Before school, as my mom braided my hair in the mornings she made sure to remind me to not tell anyone of our illegality, no le digas a nadie. And on weekends when we drove miles to festivals in Atlanta, Naples, and St. Augustine, I was shown the fear of being undocumented.
The first time I questioned: why couldn’t my parents get a real job? I was a seven-year old in a rented Toyota Yaris sharing most of my seat with a humongous tent on the side, and boxes over boxes of leather purses. I remember being so uncomfortable and mad. I also remember my mom’s and dad’s effort to keep me comfortable: the Walgreens pink pillow besides the humongous tent and the Dollar Store itchy blanket. But what I most remember is the tension on my mom’s shoulders despite the Bob Marley songs on her playlist and my dad’s soil eyes when a police car drove by. Somehow as a seven year old who was supposed to be seated in a child’s safety seat, I was calming my discomfort and anger because I loved my parents. And I knew that if I told them how the legs of the tent poked my stomach when they asked if I was okay, my mom’s shoulders would become more tense and the soil of my dad’s eyes would muddy even further.

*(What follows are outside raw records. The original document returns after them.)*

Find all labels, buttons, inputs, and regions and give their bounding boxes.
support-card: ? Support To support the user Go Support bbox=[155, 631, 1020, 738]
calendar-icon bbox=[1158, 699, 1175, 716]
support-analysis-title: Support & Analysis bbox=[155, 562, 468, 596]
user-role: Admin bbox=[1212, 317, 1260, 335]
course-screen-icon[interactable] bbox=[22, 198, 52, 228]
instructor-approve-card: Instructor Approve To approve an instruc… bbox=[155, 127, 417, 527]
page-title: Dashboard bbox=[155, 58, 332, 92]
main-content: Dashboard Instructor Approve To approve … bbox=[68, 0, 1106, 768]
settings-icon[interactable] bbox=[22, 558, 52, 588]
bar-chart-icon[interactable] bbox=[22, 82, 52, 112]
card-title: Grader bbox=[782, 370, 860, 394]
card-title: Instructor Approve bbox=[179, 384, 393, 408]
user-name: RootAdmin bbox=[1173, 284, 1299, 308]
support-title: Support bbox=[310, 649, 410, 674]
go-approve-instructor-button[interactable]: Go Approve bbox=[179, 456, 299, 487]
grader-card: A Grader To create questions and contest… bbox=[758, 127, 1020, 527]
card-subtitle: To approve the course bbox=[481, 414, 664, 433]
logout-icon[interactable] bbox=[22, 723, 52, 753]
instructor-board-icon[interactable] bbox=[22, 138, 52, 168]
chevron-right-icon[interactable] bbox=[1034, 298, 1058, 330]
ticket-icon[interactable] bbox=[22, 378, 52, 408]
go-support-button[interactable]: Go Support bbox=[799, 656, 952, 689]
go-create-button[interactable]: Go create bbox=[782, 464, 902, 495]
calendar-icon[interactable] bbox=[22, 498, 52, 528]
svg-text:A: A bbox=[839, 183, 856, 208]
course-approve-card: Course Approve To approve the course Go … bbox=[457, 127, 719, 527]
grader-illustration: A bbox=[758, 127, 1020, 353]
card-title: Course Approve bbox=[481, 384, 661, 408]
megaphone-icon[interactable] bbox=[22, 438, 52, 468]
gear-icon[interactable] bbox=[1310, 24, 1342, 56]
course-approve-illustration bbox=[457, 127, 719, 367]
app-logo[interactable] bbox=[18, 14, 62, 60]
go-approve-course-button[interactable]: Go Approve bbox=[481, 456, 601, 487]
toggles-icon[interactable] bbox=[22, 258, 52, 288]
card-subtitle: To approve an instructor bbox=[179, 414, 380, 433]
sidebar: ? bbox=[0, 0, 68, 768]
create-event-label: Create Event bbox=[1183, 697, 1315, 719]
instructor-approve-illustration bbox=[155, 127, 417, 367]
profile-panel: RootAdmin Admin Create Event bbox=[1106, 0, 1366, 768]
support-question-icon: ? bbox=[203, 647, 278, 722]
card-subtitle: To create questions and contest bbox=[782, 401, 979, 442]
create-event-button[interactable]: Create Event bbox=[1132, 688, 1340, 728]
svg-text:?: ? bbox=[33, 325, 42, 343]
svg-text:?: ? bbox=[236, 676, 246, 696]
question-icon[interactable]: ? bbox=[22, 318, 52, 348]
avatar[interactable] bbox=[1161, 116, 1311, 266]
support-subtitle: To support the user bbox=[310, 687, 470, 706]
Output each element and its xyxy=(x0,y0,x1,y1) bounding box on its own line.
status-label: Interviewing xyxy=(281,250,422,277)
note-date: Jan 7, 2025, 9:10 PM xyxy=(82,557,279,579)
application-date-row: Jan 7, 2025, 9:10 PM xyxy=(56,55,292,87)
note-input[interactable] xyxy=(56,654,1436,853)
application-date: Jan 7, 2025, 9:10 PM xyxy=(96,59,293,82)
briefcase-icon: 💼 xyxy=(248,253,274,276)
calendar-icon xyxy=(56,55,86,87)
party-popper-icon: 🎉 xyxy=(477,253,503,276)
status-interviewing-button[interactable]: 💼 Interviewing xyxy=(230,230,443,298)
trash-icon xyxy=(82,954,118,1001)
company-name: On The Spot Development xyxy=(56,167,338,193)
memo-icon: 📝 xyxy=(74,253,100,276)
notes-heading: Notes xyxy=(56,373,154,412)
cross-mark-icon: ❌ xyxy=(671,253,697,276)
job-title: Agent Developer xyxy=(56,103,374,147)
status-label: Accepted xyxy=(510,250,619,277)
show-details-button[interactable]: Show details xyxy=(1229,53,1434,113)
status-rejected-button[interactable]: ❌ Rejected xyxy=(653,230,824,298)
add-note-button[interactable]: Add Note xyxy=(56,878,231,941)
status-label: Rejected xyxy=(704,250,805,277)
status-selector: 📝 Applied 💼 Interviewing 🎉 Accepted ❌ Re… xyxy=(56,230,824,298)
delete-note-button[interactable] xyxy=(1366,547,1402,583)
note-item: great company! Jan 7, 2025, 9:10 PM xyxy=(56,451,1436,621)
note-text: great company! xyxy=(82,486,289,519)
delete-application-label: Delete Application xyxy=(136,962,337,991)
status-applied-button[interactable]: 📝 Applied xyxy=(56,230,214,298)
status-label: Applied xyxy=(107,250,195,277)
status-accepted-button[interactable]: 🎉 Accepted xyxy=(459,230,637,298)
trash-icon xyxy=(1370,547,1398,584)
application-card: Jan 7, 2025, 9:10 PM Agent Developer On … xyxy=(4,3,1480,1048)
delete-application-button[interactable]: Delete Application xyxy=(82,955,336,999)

My family is criminal for wanting what American brands took from us. But worst of all, I have let the guilt sink because it was easier to believe the capacity people saw in me. It was easier to believe that I was guilty for sitting in an American classroom and that the miles between my native home and los Estados Unidos were as far as I could go. But I was wrong, because illegal didn’t mean incapable or impossible, it meant that my parents fought and continue to fight the impossible to raise my possibilities. Illegal didn’t mean that I was bringing drugs, crime, and that I was a rapist like el presidente said. Illegal was the term that was defined by the government, whose members are the criminals for labeling humans illegal. The people they name as aliens are the people who cross the other world to cure and grow our home, los Estados Unidos. I thank my illegality because it sentenced me to the identity of a fighter, one who finds home in woven threads and in Mamá y Papá, who finds the longevity to continue to fight when I’m told to not speak Spanish, to go back home, to repeat what I say. I will be a fighter, a writer, for those who are like me, but are in cages and concentration camps.
Through grassy lands and yellow skies, I stand on a continent with no owner, a home with no owner. I brush my caramel skin with my hands, fingers through my hair, and pick up the soil in my eyes. I finally exhale with a handmade red, white, and blue mask. Mamá smiles, she hugs me in maple leather, as she finishes weaving the pieces of my story. From leaving Colombia to staying in the U.S. Papá smiles in silence, knowing that he and Mamá have taught their daughter to live boldly, even if that means carrying a pencil in replace of dólares. I appreciate my accent and Mamá y Papá say goodbye en el nombre del padre de el hijo, y del espíritu santo, waving their hands up, down, and horizontally, blessing me to weave my next chapter. Before I leave, we hold hands and say Amén. My eyes river as I close the door to the sun-washed walls, and my feet step out to touch the road. I run fiercely two thousand six hundred twenty-two miles, I finally scream I am illegalmente una Americana. And, I whisper, a soon to be journalist.